Thu, 07/11/2019 - 10:32
MSCI Inc, a provider of critical decision support tools and services for the global investment community, has launched two series of provisional climate indexes which are designed to meet the minimum standards for the EU Climate Transition benchmark (CTB) and EU Paris-aligned benchmark (PAB).
Both CTB and PAB were defined in the “Final Report on Climate Benchmarks and Benchmarks’ ESG Disclosures” published by EU Commission’s Technical Expert Group (TEG) on Sustainable Finance on 30 September, 2019.
As defined by the TEG, the CTB and PAB were created as two types of benchmarks that would allow investors not only to hedge against climate transition risks but also have the ambition to direct their investments towards opportunities related to the energy transition. The PAB is designed for highly focused climate-related investment strategies characterised by stricter minimum requirements, while the CTB allows for greater diversification.

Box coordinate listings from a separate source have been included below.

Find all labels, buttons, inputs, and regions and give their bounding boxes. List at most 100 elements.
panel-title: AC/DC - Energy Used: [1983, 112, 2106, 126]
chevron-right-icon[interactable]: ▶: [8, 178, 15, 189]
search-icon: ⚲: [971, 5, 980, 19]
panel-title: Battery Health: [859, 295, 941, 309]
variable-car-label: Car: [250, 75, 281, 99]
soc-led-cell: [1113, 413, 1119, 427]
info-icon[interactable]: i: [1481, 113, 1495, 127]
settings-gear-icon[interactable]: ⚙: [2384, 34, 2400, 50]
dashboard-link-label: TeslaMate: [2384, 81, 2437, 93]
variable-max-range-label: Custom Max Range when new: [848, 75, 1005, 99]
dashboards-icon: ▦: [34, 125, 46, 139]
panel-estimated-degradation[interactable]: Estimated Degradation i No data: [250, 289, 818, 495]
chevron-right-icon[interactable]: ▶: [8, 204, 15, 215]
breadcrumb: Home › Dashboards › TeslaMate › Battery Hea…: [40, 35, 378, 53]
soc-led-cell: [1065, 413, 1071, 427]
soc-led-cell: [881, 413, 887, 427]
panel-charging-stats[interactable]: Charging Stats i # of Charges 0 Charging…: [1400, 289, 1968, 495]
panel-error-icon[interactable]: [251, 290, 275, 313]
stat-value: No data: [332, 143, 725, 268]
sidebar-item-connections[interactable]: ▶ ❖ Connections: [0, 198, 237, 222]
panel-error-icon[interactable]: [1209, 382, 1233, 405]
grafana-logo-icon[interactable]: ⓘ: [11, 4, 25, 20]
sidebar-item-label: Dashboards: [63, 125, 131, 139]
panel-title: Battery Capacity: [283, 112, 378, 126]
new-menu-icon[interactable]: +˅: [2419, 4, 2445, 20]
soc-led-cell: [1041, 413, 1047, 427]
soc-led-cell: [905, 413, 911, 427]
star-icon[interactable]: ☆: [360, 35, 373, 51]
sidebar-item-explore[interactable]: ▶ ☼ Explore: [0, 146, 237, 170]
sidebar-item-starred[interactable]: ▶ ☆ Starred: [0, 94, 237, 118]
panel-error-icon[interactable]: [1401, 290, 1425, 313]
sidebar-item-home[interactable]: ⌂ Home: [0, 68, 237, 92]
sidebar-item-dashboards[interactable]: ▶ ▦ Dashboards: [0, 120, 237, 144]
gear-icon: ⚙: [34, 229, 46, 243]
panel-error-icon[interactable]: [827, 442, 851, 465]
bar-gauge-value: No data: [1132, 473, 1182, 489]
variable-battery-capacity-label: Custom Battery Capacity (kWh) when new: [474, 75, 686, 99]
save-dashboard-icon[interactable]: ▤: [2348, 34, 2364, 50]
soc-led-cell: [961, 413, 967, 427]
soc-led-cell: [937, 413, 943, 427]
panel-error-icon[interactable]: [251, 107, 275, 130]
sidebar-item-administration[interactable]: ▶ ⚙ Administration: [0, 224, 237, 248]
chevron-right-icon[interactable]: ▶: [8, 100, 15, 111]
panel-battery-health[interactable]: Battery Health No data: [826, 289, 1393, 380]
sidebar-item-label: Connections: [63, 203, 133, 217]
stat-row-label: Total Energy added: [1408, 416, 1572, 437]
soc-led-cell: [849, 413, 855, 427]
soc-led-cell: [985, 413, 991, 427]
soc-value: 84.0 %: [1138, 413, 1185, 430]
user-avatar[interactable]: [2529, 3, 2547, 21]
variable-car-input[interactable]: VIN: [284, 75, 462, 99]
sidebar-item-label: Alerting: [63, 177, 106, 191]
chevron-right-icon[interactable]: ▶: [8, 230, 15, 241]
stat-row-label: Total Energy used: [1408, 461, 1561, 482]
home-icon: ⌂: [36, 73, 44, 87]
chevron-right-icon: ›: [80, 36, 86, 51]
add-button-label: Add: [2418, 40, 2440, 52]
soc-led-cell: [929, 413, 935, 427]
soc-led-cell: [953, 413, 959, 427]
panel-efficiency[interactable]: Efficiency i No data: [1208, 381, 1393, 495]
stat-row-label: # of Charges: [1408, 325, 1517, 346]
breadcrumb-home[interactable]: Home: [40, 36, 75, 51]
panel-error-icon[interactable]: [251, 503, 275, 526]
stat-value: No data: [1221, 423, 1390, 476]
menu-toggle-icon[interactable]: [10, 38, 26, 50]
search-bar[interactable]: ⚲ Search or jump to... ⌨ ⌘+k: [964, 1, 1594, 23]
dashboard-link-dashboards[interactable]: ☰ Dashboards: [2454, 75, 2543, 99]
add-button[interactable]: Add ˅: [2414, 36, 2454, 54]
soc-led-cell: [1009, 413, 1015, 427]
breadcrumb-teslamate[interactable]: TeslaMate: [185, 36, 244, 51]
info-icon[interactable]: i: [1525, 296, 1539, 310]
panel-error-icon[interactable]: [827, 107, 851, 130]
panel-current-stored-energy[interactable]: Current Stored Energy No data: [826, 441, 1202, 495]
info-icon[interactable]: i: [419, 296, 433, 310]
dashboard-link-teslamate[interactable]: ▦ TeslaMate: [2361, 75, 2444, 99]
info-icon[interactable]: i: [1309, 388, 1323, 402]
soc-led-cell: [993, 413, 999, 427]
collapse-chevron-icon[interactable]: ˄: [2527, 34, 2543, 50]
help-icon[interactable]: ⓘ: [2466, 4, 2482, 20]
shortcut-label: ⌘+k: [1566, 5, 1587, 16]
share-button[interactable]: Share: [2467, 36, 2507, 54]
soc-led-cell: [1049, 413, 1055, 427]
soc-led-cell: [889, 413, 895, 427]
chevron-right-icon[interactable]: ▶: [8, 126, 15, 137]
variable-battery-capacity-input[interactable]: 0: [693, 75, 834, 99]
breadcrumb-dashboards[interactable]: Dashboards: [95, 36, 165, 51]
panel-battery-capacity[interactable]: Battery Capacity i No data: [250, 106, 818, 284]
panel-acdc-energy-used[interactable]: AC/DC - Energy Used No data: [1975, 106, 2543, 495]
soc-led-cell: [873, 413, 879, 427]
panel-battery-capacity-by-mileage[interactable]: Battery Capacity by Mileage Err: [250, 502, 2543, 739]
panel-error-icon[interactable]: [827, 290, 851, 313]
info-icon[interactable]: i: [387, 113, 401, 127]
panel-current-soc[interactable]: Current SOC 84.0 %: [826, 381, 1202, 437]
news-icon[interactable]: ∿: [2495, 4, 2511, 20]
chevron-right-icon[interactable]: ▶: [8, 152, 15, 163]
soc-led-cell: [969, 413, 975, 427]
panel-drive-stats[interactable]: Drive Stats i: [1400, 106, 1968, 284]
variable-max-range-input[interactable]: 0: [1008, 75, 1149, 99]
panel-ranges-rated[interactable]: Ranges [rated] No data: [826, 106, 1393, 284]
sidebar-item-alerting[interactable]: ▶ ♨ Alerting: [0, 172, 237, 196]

While the final delegated acts, including the requirements for the CTB and PAB, are yet to be published, MSCI has decided to launch the MSCI Provisional Climate Change EU Climate Transition indexes and MSCI Provisional Climate Change EU Paris-Aligned indexes in order to help clients evaluate and test them.
Assuming that the final CTB and PAB requirements do not materially diverge from the recommendation included in the TEG’s Final Report, MSCI intends to transition the methodology of the existing MSCI Climate Changes Indexes to the MSCI Provisional Climate Change EU Climate Transition indexes methodology by 30 April, 2020. This transition will be subject to a global public consultation as per MSCI’s policies.
In line with the TEG’s Final Report, both series of provisional indexes will pursue, amongst other things, a reduced carbon intensity and exclude Controversial Weapons and companies that breach global norms. They will also incorporate a year on year self-decarbonisation of at least 7 per cent on average in order to align with the trajectory of the Intergovernmental Panel on Climate Change’s 1.5-degree scenario. In addition, the MSCI Provisional Climate Change EU Paris-Aligned indexes will apply explicit screens to exclude carbon intensive companies.
Stephane Mattatia, Head of Index Products EMEA at MSCI, says: “MSCI is committed to the continued development of our climate change solutions using next generation data, analysis and tools to reflect industry and regulatory developments. These two new index series will allow investors to better grasp the characteristics and associated implications of the new benchmark types defined by the EU Technical Expert Group for Sustainable Finance.”